Start with this: If the results break the wrong way, the job is impossible. Why anyone signs up to attempt this remains a mystery. While conspiracy theories will fly regardless of the decision, the committee might really be trying to make the best choice from a slew of bad options
Second, what the committee says is meaningless. It can say anything. It will do only one thing. The system is so loaded up with criteria and data that nearly any decision can be justified by criteria and data.
On Tuesday’s selection show, ESPN’s Rece Davis asked committee chair Boo Corrigan why 11-1 Oregon was ranked two spots above 11-1 Texas, even though the Longhorns have a better victory (over Alabama), more victories over ranked teams (2-to-1) and a strength of schedule nearly 40 spots higher?
“The way they played an Oregon State team that we really respect as a group, held them to seven points as opposed to 34, which they have averaged on the year,” Corrigon said. “The season Bo Nix is having, 78% completion percentage.”
Completion percentage? “Respect” for the 20th-ranked Oregon State Beavers? Whether you agree or disagree with the rankings, these are shaky reasons. In short, they just like Oregon better. That’s how this works.
So here are some thoughts on the committee:
• It’s risk-averse. In theory, it’s there to produce the best playoff field possible, but in reality, these are mostly college administrators (or retired coaches) who want to make the most easily explained decision to minimize blowback from a thankless job.
This is seen in the weekly rankings, in which they generally sort the teams based on the number of losses. In the five weekly rankings this season, the teams have been almost exclusively grouped with the unbeatens, then the one-loss teams, then the two-loss teams. Out of 75 potential slots, only three times has a team with more losses jumped a team with fewer losses (all involved Louisville).

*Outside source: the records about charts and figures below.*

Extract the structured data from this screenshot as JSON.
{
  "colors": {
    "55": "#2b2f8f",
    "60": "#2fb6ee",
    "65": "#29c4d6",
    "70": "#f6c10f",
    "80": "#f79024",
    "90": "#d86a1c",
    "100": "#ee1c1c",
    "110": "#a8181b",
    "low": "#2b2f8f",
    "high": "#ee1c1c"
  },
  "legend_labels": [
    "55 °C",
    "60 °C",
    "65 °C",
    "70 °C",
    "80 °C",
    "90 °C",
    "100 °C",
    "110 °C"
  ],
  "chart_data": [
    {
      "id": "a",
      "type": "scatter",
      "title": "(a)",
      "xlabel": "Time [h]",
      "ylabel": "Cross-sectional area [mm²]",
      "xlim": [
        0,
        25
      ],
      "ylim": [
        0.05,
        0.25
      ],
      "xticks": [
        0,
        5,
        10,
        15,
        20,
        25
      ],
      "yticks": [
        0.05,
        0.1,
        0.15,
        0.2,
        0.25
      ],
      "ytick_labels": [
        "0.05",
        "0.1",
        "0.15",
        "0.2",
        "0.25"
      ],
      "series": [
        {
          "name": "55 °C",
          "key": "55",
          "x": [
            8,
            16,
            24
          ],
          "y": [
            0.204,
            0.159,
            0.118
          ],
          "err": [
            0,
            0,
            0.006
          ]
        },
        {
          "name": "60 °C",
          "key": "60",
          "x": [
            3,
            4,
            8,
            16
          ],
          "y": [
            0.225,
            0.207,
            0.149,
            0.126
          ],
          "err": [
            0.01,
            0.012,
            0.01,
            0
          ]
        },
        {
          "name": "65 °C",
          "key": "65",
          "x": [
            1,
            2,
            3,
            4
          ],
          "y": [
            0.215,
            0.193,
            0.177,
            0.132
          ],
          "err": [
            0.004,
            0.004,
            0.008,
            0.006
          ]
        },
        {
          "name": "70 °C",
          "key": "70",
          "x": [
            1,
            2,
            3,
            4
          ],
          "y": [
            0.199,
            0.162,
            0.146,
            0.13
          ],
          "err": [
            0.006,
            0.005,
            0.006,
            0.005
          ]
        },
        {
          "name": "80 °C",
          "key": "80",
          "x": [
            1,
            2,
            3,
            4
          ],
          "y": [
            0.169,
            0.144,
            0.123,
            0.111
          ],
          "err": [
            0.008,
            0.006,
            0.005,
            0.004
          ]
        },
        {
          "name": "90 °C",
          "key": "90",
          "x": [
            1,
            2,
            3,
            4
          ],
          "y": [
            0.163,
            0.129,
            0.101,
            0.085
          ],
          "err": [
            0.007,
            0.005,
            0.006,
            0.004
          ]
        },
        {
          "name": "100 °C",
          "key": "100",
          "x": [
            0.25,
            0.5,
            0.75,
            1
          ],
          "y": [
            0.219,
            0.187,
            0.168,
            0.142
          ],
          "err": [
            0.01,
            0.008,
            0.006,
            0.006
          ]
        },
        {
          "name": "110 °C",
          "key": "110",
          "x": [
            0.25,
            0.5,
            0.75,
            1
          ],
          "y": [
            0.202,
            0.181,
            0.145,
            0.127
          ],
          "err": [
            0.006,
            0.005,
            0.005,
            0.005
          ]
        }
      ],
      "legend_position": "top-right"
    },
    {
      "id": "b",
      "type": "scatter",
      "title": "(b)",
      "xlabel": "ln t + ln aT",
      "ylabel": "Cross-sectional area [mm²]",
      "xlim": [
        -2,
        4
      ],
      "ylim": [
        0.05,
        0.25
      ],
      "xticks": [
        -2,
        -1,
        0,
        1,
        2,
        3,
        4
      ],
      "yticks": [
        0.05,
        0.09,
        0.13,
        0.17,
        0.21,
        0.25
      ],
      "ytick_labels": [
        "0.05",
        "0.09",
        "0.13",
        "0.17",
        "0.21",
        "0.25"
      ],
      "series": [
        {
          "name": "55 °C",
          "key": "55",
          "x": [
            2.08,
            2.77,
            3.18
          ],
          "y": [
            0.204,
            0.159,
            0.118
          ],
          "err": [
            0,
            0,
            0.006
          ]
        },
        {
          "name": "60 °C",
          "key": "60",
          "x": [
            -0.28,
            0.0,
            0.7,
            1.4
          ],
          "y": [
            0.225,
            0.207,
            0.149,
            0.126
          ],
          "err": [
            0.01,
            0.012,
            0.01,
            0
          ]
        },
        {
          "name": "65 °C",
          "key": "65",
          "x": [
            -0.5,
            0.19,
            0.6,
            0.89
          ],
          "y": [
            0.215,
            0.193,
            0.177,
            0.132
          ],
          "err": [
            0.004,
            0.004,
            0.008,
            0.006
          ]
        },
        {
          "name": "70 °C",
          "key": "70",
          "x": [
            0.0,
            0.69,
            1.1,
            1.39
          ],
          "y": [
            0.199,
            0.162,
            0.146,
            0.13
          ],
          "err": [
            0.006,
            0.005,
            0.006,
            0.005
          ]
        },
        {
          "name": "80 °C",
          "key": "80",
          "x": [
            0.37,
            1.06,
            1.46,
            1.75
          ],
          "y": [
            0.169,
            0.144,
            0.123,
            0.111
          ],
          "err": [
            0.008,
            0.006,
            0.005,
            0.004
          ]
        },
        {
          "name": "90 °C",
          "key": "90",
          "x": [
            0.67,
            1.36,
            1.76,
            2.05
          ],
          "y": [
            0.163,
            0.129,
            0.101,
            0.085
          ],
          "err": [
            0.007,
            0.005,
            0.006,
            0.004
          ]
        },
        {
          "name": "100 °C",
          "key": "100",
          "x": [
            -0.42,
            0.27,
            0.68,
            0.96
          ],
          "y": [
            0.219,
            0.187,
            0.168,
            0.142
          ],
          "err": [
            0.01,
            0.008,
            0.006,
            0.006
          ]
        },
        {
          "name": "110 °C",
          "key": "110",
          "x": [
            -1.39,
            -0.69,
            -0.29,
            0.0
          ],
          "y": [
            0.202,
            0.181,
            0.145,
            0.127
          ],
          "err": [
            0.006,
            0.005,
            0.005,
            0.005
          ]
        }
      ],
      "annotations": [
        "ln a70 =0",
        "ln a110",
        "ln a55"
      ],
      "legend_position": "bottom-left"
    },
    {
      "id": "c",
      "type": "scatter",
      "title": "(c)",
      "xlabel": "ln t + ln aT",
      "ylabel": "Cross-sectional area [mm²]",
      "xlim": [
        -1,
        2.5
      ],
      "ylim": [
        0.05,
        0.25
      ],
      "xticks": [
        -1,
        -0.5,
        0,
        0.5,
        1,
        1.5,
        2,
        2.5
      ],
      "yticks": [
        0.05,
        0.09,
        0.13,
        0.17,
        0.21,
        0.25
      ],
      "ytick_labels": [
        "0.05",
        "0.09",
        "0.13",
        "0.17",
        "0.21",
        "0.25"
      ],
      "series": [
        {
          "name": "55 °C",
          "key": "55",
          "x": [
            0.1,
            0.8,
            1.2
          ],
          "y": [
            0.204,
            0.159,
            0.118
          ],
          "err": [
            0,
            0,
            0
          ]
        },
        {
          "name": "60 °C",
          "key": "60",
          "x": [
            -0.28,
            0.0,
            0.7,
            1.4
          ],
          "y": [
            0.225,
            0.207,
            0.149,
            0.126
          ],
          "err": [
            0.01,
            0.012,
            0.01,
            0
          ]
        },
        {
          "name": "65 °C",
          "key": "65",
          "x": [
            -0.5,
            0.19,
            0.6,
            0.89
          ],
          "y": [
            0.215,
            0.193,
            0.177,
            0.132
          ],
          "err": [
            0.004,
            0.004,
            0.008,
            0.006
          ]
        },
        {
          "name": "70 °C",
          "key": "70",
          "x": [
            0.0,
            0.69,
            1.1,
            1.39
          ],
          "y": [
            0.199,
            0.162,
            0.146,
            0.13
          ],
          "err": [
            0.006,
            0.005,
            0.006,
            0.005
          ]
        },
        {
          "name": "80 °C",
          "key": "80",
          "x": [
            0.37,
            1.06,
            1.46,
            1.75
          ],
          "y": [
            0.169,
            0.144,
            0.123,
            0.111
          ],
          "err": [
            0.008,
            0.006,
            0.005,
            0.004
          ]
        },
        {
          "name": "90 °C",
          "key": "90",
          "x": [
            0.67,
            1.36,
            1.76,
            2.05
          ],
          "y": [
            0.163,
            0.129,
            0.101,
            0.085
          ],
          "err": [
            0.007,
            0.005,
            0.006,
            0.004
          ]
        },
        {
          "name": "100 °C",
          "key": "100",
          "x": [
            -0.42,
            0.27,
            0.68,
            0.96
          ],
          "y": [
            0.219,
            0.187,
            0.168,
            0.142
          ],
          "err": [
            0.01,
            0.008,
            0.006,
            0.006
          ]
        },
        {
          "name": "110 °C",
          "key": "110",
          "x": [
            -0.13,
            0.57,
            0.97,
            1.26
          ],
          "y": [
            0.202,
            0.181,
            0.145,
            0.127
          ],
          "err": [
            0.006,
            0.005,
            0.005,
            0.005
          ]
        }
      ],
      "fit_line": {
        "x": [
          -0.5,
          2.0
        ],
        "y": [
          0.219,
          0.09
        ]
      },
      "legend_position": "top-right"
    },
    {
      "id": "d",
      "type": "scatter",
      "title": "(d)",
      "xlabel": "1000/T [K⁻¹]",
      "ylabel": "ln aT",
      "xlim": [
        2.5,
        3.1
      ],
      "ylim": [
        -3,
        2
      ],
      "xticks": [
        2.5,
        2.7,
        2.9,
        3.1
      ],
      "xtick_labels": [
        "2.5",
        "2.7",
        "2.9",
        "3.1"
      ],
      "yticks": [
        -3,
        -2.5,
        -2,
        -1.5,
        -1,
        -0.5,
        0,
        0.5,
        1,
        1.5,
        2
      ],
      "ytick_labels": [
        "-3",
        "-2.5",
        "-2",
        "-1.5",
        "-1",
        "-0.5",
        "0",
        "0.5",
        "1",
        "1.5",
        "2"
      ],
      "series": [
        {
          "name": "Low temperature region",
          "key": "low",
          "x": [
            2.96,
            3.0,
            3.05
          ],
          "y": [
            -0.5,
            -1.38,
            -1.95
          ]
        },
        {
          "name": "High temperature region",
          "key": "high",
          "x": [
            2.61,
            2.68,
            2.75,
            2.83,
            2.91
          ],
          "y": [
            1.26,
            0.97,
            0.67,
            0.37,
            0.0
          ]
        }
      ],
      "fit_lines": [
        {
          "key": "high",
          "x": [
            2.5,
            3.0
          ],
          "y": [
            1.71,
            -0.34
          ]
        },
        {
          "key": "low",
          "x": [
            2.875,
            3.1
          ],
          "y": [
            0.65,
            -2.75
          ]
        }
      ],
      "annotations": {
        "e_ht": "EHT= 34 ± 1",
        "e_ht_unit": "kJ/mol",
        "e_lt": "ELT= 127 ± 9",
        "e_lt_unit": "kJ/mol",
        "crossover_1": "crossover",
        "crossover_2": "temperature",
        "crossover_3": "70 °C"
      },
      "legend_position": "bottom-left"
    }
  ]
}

That suggests that if Florida State gets to 13-0, the Seminoles will be in. It doesn’t matter who is or isn’t better, it is what the explanation can be. In this case, the committee can point to the one-loss teams and note that they didn’t do something tangible — win all their games — as a reason to be left out.
• Additionally, the most important factor in ranking teams is whom they lost to, not whom they defeated. That explains why Oregon (with a loss to No. 3 Washington) and Ohio State (with a loss to No. 2 Michigan) are ranked two spots higher than Texas (loss to No. 12 Oklahoma), despite the fact that the Longhorns have the best victory (at No. 8 Alabama).
As such, if the debate Sunday comes down to Alabama and Texas, Alabama would have the best win — over current No. 1 Georgia, which is a two-time reigning national champion and was on a 29-game winning streak.
But Texas still beat Alabama head-to-head, and so the easiest and most defensible position for the committee that would be facing intense backlash is to point to that direct result. If they went with the Crimson Tide, they’d need to use some sideways logic — i.e. head-to-head didn’t determine who was better or the SEC must get in.
This committee — not to mention the ones before it — has not indicated that it would use such an aggressive thought process.
It’s not that it would or wouldn’t be wrong, it’s just that Alabama over Texas or any one-loss team over unbeaten Florida State would be bold, and the committee just doesn’t do bold.
Here on a most anticipated conference championship weekend, we shall see, though — both on the field and in the committee room.